Этот человек вновь бросил на меня свой взгляд «с ног до головы» и спрашивает:
– А Вы знаете, с кем Вы говорите?
– Вы же колчаковец? – отвечаю ему вопросом на его вопрос.
Тогда это неизвестное мне лицо, сделав выдержку, вопрошает:
– Как же это Вы, не зная, с кем говорите, так смело выражаете свои мысли? – И потом, глядя в мои глаза, твердо, определенно, резко говорит: – Я здешний комиссар… Вы знаете, что я могу сделать с Вами после Ваших слов? – сказал и… в упор, испытывающе смотрит на меня.
Я не испугался, но мне стало досадно – как я мог так запросто подвести самого себя?
– Извините меня за мои слова, но я сказал то, что на душе, – ответил ему.
– Так вот что, молодой человек, – говорит он мне, «молодому человеку в 27 лет», – мы вас, кадровых офицеров, держим потому, что вы нам нужны для построения нашей Красной армии. – После этого лицо его стало жестким, и он добавил: – А потом мы всех вас сошлем на север и сгноим в мурманских лесах и болотах.
И, повернувшись к нашим генералам и старым полковникам, произнес:
– До свидания, товарищи, – сказал, повернулся и быстро вышел.
– Ну, как же Вы это промазали, Федор Иванович? – по-отечески говорит мне генерал Косинов, у которого в Финляндии я был командиром сотни.
– Да черт его знал, что это был комиссар!.. Я думал, что это говорит с вами какой-то колчаковец, – досадливо и зло на самого себя отвечаю ему.
Все улыбаются.

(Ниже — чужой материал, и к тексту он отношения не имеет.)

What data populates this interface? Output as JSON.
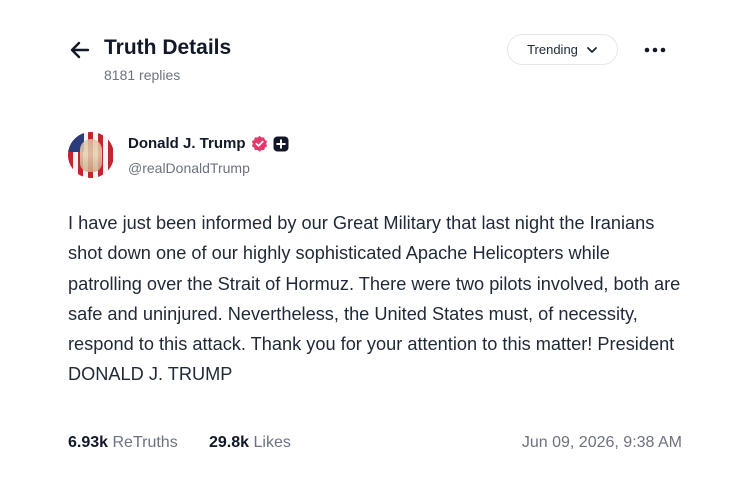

Я впервые увидел всех здесь, этих двух генералов и нескольких старых полковников, которые, оказывается, с Кубани, из лагеря, были препровождены сюда, в Бутырскую тюрьму, и уже из нее переведены в наши казармы, как кандидаты для зачисления на военно-политические курсы и в дальнейшем – для отправки на Польский фронт. Это было для меня полной неожиданностью.
Заговорили между собой. Я знал еще в Адлере, что генерал Косинов был при отступлении, за Адлером, начальником одной из Кубанских дивизий. Старые полковники-кавказцы были в числе беженцев. Спросили генерала Абашкина – как он попал?.. И услышали от него:
– Я был Атаманом Баталпашинского отдела. Как известно, он расположен в самом юго-восточном углу Войска. Распоряжений для эвакуации из Екатеринодара не получил, а когда собрался, то уже поздно было отступать с семьей… и я решил остаться.
На Турецком фронте от офицеров 1-го Лабинского полка мы, Кавказцы, слышали, что войсковой старшина Абашкин был довольно требовательный начальник. Он имел двух дочек, воспитанниц нашего Мариинского института. После занятия Екатеринодара в 1918 году на старшей дочери женился наш Кавказец, подъесаул Владимир Николаевич Кулабухов, с которым я очень дружил. Приглашенный на обед, я познакомился на нем с его тестем. Тогда в Екатеринодаре и здесь в Москве генерал Абашкин произвел на меня впечатление доброго, покладистого человека.
Володя Кулабухов окончил Елисаветградское кавалерийское училище в 1912 году. В 1916-м командир сотни, после Февральской революции был адъютантом нашего полка. В 1919-м стал старшим адъютантом у своего тестя, Атамана Баталпашинского отдела; в декабре того года заболел тифом, в беспамятстве выскочил в снег, еще больше простудился и умер скоро. Абашкин очень грустил о нем и в Москве. Кулабухов был двоюродный брат священника А.И. Кулабухова, члена краевого правительства Кубани, казненного в Екатеринодаре в начале ноября 1919 года по приговору военно-полевого суда генерала Покровского – акта, поднявшего всю Кубань на дыбы… а две семьи Кулабуховых станицы Ново-Покровской бросившего в смертельный траур.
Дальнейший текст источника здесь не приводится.